Lo scorso anno abbiamo cambiato casa, adesso io e i miei figli abbiamo una routine, ci hanno anche aiutato durante il Covid anche se è stato difficile. I bimbi vanno a scuola tutti i giorni e ora che è estate andranno ai campi solari. In più hanno tanti amici italiani, quasi non frequentano più i bambini rom del campo. Abitare in una casa fuori dal campo mi ha portata a vedere il mondo vero, in tutti i suoi aspetti. Quest’anno ho anche fatto qualche lezione di italiano, per imparare a scrivere e a leggere e mi piacerebbe trovare un lavoro vero e prendere la patente.
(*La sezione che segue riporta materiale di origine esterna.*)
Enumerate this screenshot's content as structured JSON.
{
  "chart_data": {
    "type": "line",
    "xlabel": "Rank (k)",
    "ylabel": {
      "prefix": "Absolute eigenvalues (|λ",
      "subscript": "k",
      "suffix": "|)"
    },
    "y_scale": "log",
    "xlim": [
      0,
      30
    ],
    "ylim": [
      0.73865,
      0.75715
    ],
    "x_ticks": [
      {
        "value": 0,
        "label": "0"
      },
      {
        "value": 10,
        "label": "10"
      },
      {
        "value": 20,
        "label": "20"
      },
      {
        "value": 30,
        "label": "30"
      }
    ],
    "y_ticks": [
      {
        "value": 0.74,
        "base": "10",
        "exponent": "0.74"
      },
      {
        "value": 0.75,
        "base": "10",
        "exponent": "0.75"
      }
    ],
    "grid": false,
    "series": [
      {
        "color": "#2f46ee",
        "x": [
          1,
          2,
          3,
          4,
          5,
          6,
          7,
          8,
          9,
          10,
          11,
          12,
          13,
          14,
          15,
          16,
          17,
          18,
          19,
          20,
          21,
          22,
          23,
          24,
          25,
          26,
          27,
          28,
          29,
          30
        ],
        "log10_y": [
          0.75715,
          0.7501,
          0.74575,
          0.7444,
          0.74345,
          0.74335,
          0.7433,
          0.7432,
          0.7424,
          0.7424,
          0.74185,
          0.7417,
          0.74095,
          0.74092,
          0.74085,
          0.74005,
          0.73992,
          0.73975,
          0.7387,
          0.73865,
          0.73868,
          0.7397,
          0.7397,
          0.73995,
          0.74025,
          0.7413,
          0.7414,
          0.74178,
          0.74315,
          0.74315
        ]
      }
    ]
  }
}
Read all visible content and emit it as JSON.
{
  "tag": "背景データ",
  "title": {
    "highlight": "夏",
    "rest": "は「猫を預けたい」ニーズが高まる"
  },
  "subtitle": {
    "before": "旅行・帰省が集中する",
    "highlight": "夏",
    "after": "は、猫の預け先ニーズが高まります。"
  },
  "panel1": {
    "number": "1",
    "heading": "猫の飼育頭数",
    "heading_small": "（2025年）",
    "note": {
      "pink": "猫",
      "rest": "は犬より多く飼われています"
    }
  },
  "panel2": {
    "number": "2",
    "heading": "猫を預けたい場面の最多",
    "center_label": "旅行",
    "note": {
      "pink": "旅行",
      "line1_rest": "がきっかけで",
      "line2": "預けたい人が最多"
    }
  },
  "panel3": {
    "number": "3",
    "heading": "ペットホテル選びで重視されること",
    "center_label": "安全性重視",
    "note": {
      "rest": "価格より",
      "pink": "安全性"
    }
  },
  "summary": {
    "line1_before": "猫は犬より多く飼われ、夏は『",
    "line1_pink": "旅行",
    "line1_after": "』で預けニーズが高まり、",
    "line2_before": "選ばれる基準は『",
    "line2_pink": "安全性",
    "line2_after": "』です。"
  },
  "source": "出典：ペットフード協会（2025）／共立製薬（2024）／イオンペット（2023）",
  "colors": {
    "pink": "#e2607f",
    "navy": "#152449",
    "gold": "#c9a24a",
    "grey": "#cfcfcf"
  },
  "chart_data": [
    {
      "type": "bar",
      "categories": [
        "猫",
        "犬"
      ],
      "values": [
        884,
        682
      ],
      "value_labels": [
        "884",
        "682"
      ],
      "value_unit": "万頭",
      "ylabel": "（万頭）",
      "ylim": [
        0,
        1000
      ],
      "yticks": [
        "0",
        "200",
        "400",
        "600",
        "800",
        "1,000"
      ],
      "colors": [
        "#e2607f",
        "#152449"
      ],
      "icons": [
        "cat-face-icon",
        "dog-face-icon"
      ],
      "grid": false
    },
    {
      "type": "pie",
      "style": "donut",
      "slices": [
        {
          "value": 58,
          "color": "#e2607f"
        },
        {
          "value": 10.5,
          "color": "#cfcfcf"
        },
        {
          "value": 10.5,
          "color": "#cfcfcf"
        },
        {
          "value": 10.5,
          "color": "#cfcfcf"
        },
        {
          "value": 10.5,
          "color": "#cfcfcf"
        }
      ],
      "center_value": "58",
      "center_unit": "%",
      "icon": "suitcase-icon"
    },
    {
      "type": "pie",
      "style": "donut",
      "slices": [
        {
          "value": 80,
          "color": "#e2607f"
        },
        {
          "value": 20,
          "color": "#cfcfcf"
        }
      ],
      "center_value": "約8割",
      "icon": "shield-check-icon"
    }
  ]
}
Io al campo non vorrei proprio tornare, anche quando me lo hanno proposto ho rifiutato.”
Ascoltando Senada, rifletto, chiedendomi se davvero i gagè (persone non rom), quando pensano al campo come una forma di protezione per la cultura rom, sono onesti o lo dicono solo perché temono persone diverse da loro o
addirittura se le preferiscono ai margini, ritenendole un corpo estraneo della società, un pericolo.
Non capisco come le persone possano definire quella che è una forma socialmente accettata di segregazione e ghettizzazione, che permette di lasciare degli individui fuori dal mondo, come una sorta di “protezione culturale”.
Qualcuno ha mai pensato se davvero i campi possono essere utili per proteggere la cultura rom? D’altra parte la coerenza non è proprio il massimo quando si parla di rom… infatti ci sono anche sempre pronte delle ruspe a buttare giù delle povere dimore e rigettare per strada, senza nulla, le persone che ci abitano… Ah, forse anche questo fa parte della protezione culturale dei rom, per mantenere viva la cultura nomade. Del resto di recente una becera politica, che prende molti voti grazie alla sua demagogia sulla pelle degli ultimi, ha sostenuto in TV: “Sei nomade? Allora devi nomadare!”